Magistrate Judge Burke Excludes Expert Testimony
November 11, 2015
Publication| Intellectual Property
In W.L. Gore and Assoc., Inc. v. C.R. Bard, Inc., C.A. No. 11-515-LPS-CJB (Oct. 23, 2015), Magistrate Judge Burke considered defendants’ motion to exclude certain opinions of plaintiff’s damages expert on the grounds that the expert’s opinion on a reasonable royalty rate was based on a conversation that she had with plaintiffs’ technical expert on infringement. Plaintiff’s damages expert opined that the parties would have come to a 15 percent royalty rate had they negotiated for a license of the patents-in-suit. In arriving at this conclusion, the expert used a previously negotiated royalty rate for a patent (the “Goldfarb patent”) that had a “high degree of comparability” to the patents-in-suit. In her deposition, plaintiff’s damages expert stated that the basis for her conclusion that the Goldfarb patent was similar to the patents-in-suit was a conversation that she had with plaintiff’s technical expert. Defendants argued that because the technical expert had not provided an opinion as to the similarity between the Goldfarb patent and the patents-in-suit in his expert report or deposition, it was improper for the damages expert to base her opinion on the conversation she had with the technical expert on these similarities.

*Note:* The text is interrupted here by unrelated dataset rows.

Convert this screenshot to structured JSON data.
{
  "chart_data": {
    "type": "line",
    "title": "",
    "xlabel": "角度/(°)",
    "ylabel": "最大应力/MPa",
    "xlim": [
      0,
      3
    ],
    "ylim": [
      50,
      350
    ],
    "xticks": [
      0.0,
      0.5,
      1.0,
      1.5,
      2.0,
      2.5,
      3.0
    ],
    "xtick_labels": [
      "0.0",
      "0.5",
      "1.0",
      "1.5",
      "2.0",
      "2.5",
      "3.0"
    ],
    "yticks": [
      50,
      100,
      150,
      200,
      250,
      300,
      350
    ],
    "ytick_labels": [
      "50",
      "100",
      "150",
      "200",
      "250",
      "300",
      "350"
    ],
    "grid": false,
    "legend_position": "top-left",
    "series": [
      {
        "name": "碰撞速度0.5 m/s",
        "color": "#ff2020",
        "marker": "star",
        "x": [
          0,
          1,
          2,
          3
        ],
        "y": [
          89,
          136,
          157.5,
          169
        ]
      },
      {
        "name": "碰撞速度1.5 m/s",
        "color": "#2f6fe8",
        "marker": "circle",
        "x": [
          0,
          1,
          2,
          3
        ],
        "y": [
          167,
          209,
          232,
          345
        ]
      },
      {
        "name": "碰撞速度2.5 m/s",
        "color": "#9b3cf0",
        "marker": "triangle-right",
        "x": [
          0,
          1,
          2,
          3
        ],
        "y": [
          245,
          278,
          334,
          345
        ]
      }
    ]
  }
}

In considering the admissibility of the expert’s opinion, Judge Burke began by stating that there must be a showing that the technology at issue in the Goldfarb patent is “sufficiently comparable to the technology at issue in the asserted patents.” Judge Burke stated that, while normally it is acceptable for a damages expert to rely on opinions by a technical expert when performing a damages analysis, the technical expert must be subject to examination on the basis for the opinion that the damages expert relied upon. Judge Burke found that it would not be possible for the technical expert to testify concerning the similarities between the Goldfarb patent and the patents-in-suit because the technical expert had made “only the briefest of reference to the Goldfarb patent in his expert reports.” By testifying about what the technical expert told her in a conversation, the damages expert’s testimony would amount to “the transmission of hearsay to the jury, which is not permissible.”
In fashioning the appropriate remedy, Judge Burke determined that it would not be equitable to exclude the testimony altogether. Rather, Judge Burke found that the testimony “is critical to [plaintiff’s] damages case” and it would not be prejudicial for plaintiff’s technical expert to supplement his report regarding the similarities between the Goldfarb patent and the patents-in-suit. Judge Burke noted that the technical expert was well known to defendants, and the deposition of the damages expert has already given defendants “some sense as to what [the technical expert] would say on the topic.” Accordingly, Judge Burke allowed plaintiff’s technical expert to file an addendum to his expert report to establish a “discernible link” between the Goldfarb patent and the patents-in-suit.
Judge Burke’s decision highlights the difficulty of obtaining complete exclusion of expert testimony in the District of Delaware. Judges will often balance the prejudice involved to determine the appropriate remedy.